Blog 4 – written by Jan-Willem
Hooking up — The language of sailing
“9.00 — Hook Up” says the whiteboard. Rather than taking this as an instruction from the captain to start an early morning party, “hook” is just another word for our anchor, and the whiteboard just informs us that we’ll lift anchor and get underway again at 9.00 AM.
I don’t know why or when sailing developed its own language for everything, but after two weeks on Sea Dragon I know that we cook our meals in the galley, not the kitchen, I do my business and take showers in the head, not the bathroom, and the sheets are the ropes that control the sails, not the pieces of cotton I make my bed…uh, my bunk with. Standing at the wheel during my watch, I confidently turn right when instructed to go 10 more degrees to starboard, or left when asked to turn to port.
Books about sailing try to explain this by saying the specialized language is precise and avoids confusion, but I don’t know. It strikes me as just another example of jargon, same as so many professions creating their own language of belonging (talk to a doctor lately?). I know it took my wife ages before she was able to decipher my instructions when sailing our own boat, and even after 10 years in the US I still confuse English sailing terms with the Dutch ones I learned in the Sea Scouts.
But…as I said, 2 weeks into our journey from Victoria (BC) to Ketchikan, AK we’re all on the same page.
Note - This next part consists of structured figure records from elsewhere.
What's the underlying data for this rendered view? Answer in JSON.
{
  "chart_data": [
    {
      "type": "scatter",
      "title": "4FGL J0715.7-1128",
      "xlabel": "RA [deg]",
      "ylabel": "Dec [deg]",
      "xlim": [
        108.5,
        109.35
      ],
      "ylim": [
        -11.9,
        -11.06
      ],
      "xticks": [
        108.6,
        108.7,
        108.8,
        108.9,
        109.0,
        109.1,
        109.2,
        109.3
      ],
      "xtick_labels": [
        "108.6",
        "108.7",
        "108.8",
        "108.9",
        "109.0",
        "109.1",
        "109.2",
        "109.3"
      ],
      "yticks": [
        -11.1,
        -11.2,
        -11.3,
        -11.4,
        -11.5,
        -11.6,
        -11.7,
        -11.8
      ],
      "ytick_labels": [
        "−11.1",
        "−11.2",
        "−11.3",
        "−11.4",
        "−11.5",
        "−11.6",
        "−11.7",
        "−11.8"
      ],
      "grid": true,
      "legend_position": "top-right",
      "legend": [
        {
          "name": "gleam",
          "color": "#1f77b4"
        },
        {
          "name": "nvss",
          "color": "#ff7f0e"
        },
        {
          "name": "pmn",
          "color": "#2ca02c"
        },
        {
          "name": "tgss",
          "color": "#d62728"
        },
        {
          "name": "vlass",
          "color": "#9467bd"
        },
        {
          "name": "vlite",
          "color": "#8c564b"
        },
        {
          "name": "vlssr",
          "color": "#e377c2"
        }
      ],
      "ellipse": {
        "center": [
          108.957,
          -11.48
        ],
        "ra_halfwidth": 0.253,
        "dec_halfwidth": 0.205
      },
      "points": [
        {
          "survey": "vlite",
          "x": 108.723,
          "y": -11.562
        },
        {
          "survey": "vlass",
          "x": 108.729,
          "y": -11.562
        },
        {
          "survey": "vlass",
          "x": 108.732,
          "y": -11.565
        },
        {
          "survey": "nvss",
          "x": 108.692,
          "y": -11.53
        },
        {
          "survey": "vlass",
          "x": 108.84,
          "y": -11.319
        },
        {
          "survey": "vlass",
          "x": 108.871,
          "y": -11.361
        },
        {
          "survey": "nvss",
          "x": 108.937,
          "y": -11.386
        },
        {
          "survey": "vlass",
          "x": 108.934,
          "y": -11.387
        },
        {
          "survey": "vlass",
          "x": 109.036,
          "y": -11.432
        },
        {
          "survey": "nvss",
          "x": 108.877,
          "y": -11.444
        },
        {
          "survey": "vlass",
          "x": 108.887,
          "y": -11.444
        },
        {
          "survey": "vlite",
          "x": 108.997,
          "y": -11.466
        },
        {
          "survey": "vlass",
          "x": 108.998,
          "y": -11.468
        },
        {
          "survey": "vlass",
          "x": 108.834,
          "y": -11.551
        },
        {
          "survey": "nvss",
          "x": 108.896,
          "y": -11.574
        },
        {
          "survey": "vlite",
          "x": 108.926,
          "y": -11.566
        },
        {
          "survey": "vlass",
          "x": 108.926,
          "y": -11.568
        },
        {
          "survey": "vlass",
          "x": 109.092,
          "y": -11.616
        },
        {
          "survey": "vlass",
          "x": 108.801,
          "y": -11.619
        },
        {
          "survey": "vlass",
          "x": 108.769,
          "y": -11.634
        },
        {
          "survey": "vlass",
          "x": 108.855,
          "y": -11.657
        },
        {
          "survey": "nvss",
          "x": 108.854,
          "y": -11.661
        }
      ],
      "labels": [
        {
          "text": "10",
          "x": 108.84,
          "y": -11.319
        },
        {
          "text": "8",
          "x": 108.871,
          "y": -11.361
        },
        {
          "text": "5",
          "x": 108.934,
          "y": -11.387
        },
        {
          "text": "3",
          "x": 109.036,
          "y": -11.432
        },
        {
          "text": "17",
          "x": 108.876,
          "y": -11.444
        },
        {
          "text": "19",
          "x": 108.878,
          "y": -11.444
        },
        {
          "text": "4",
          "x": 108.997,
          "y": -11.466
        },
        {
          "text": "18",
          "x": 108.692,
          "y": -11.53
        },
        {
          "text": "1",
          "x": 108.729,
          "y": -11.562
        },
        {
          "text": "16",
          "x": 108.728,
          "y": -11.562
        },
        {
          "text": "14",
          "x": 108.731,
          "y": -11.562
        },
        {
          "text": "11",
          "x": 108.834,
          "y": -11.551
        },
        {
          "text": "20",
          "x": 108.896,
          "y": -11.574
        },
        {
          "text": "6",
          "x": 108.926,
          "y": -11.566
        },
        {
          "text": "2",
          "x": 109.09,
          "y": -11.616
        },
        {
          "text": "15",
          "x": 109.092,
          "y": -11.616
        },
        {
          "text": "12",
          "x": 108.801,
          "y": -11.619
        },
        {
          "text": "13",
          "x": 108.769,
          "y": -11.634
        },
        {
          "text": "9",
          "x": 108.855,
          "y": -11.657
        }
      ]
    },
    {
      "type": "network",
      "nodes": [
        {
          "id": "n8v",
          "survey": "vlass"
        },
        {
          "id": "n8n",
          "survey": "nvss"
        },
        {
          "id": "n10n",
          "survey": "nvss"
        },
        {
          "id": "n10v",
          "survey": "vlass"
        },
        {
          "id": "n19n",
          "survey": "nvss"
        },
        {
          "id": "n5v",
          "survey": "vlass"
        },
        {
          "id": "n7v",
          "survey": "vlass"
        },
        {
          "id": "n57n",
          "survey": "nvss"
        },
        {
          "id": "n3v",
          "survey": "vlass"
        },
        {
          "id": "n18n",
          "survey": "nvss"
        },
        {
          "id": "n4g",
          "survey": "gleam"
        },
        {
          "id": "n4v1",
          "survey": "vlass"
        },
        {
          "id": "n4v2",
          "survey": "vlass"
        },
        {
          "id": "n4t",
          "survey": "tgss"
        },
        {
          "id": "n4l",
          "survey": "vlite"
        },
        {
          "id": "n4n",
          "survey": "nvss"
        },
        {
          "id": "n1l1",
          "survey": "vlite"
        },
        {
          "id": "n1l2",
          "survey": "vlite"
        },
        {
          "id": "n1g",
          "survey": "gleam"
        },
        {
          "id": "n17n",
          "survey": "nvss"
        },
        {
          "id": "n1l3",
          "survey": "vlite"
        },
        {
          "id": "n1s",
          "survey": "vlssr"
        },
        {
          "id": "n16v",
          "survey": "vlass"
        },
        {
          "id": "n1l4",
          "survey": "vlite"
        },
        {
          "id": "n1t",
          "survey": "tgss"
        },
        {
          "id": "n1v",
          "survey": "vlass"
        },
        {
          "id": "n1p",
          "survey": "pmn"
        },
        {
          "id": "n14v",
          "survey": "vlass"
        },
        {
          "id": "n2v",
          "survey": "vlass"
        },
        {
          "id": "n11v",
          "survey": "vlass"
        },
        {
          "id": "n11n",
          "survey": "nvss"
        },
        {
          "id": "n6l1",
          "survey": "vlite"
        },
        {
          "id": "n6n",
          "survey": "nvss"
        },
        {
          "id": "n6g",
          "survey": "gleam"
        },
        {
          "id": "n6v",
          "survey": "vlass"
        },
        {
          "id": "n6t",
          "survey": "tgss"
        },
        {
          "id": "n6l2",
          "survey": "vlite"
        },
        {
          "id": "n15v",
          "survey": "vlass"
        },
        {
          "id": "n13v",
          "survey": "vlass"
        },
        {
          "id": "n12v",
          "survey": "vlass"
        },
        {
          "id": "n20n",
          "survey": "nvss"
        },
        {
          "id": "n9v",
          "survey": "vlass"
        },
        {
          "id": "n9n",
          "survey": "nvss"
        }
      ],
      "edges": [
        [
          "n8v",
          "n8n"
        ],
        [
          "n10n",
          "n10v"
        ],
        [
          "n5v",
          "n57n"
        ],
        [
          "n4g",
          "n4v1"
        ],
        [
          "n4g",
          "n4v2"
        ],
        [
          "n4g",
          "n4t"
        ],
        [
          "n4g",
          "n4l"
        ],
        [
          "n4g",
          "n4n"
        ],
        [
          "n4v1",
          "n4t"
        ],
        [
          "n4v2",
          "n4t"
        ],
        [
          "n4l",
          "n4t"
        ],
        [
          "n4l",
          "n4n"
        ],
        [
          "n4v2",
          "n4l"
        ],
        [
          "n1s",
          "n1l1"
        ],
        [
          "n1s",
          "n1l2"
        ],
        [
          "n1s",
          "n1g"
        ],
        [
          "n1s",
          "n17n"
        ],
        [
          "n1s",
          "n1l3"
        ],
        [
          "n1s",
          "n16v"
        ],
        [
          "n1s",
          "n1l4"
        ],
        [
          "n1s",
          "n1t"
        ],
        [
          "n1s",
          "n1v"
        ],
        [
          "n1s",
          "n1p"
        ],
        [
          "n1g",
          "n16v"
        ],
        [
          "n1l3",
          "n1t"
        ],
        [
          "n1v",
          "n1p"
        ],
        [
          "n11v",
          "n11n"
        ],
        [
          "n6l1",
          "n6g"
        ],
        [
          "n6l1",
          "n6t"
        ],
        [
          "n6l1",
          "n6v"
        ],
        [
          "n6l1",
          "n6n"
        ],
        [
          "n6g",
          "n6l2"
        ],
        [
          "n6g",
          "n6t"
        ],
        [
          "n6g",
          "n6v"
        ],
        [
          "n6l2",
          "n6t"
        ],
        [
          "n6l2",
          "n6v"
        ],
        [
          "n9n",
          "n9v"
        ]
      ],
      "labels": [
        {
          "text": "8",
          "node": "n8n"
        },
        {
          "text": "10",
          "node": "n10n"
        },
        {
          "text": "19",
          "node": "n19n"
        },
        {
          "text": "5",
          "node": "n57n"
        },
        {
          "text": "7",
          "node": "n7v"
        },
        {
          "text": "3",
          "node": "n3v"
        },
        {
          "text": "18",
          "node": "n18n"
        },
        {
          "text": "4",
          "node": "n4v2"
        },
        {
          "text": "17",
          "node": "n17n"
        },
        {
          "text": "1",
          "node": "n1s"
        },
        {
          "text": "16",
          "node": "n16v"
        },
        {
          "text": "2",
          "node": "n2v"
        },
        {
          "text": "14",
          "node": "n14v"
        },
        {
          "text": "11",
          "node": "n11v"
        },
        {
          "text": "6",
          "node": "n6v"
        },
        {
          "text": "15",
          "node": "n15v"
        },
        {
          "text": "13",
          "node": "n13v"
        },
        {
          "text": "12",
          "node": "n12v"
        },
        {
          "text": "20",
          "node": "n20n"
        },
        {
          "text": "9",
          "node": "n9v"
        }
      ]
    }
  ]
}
We’re a merry bunch of sailors, by now familiar with the basics of sailing Sea Dragon, grinding away on the winches, hauling on the halyards, or keeping her on course at the wheel. When not on watch, we practice our bowlines, reef knots, clove hitch and other knots useful on the water (or we just read of course…). All the while, we ooh and aah over the amazingly beautiful and rugged landscape we sail through.
At 9.00 sharp the rattling of chain in the forepeak signals the hook coming up. Once again free from our attachment to land, we slowly glide out of Patterson Inlet, ready to explore what the day will bring, and I can’t wait.